The session began with each of the assembled HEA alumni – Michelle Sebele (Medicine, King’s College London); Hannah Meah (English Literature, UCL); Sophie D’Souza (Psychology, University of Cambridge); Sarah Akinsola (Drama, Exeter University); & Fatima Hussein (Education Studies, UCL) – introducing themselves to the group and giving a brief summary of their academic journey from where their audience was sitting to where they were at university, before focussing on the first topic for discussion: ‘which factors did you base your university choices on’.

Our Year 12s heard how a wide-range of factors influenced their peers’ choices: location (whilst some wanted to escape to a totally different part of the UK; others preferred a short tube journey from a regenerative Sunday roast or cuppa); size of town (London’s night-life and 24/7 pulse trumping the sleepier rhythms of the likes of Durham and Cambridge for half the group); and societies on offer (with UCL tipping the scales for Hannah due to its film society’s eminent alumnus; Christopher Nolan, director of Dark Knight and Inception). Yet, whilst contrasting motivations informed these extra-curricular and practical factors, consensus centred on the importance of picking universities that offered strong academic reputations, courses which fired their particular curiosities and a name that caught the eyes of employers. ‘Russell Group universities, in other words’ declared our host from Future First, Amy Finch – the knowing but reserved hum which received this revelation indicating a tag our HEA Year 12s were familiar with but not that knowledgeable about, yet.

Amy, consequently, asked the group to discuss their expectations and preconceptions of Russell Group universities (including Oxbridge) in small groups, which they then posed to the alumni. A variety of questions on what sort of students they shared their courses with; how much time did they have spare to pursue extra-curricular interests; and how hard was life on a student budget were then levelled at the panel.

Sophie’s experience at Cambridge proved particularly intriguing for the audience and she was quick to affirm its meritocracy – ‘it isn’t impossible to get into or study at, you just need to love your subject and work hard’ – and more than happy to bust a few myths: whilst not as socially mixed as other city-based Russell Groups Cambridge’s student body ‘reflects a broad and growing range of social backgrounds and ethnicities’, she remarked. All on the panel seconded Sophie’s third point on the need to combine hard-work in class with a healthy range of super-curricular reading to meet the grade-requirements and broader intellectual appetite top universities wish for in their applicants – a convenient segue-way into the final topic of discussion for the day: ‘Getting In’.

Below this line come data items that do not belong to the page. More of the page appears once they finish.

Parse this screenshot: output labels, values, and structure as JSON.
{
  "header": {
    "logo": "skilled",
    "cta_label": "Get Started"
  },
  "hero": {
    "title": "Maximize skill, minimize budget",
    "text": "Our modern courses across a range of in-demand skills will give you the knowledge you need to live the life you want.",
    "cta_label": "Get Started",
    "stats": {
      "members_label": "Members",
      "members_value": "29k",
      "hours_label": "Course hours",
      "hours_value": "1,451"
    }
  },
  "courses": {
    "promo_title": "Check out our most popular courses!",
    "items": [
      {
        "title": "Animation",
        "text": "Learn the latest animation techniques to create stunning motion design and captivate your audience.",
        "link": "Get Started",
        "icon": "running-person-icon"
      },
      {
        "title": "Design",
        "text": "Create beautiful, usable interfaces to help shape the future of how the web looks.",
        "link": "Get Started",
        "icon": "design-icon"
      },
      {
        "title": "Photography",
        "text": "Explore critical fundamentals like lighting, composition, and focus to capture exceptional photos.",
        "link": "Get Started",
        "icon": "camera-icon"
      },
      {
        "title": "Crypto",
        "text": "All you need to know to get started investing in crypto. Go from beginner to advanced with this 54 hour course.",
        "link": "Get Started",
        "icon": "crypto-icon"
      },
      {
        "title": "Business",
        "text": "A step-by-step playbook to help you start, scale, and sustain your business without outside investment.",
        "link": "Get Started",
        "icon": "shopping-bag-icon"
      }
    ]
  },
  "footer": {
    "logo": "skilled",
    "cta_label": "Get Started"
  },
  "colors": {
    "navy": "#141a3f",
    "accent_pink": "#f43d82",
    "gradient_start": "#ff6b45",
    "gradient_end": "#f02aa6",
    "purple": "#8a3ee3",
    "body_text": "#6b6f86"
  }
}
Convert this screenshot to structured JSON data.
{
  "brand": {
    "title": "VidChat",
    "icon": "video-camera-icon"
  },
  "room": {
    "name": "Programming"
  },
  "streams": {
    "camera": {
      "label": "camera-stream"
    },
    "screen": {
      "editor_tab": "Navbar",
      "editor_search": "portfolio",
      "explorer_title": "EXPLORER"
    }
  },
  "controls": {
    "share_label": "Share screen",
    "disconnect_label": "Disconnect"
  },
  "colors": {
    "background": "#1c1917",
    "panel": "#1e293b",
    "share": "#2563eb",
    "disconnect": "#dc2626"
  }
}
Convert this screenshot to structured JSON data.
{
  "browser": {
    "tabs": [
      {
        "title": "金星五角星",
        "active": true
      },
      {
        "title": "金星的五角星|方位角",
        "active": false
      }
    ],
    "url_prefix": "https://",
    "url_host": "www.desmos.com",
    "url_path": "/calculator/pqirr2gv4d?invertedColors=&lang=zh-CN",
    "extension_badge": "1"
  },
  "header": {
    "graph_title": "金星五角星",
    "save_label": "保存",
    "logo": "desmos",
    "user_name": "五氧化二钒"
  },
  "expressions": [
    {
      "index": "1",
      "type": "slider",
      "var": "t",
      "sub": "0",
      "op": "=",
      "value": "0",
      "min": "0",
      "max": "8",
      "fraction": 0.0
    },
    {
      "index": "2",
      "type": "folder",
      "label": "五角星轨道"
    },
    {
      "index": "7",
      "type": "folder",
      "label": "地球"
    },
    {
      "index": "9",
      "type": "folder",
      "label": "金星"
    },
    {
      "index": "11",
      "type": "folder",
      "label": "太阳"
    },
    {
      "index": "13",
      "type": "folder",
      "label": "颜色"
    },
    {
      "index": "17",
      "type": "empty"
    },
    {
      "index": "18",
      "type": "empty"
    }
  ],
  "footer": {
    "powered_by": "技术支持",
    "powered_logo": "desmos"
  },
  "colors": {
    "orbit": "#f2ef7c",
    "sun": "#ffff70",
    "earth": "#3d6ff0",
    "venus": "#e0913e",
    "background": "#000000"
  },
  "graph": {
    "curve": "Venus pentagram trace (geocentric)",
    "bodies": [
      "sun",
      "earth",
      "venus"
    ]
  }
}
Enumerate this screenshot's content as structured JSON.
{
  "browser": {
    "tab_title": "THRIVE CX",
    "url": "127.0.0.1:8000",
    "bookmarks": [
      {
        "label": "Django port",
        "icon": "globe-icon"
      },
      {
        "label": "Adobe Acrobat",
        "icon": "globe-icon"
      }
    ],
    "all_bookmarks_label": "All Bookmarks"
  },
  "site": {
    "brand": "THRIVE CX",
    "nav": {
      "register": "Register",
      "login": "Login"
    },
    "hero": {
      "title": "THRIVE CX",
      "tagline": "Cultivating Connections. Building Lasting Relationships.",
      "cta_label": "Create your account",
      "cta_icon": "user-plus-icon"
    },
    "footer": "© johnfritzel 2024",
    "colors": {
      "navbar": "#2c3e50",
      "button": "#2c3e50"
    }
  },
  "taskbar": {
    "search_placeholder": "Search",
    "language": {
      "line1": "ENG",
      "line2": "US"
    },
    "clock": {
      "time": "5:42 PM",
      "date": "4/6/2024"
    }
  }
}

The concluding slide of the presentation featured a calendar outlining the students’ key preparation targets were for the rest of Year 12: research universities and visit them in-person during Open Days; begin building up and recording super-curricular experiences in their preferred subject area; draw and reflect upon these in their personal statements over the summer holidays. All of which were underlined as crucial preparatory steps to ensure they hit the ground running in Year 13, with Oxbridge and Medicine application deadlines in mid-October and final UCAS submissions for other courses and universities at the beginning of January.

Our wonderful alumni then left the stage to a huge round of applause (and a few follow up 1-to-1 questions) before students proceeded to register their preferred subject areas with the HEA team; thus ensuring relevant super-curricular opportunities can now reach their inboxes into the new year.

As a final task for the day, the students grouped themselves by their preferred subjects and crafted a short response to a question designed to introduce them to the sort of knowledge-base and on-the-spot reasoning skills coveted by top Russell Group universities. The quality of the ensuing presentations bringing an encouraging close to an eye-opening and insight-rich afternoon for all involved.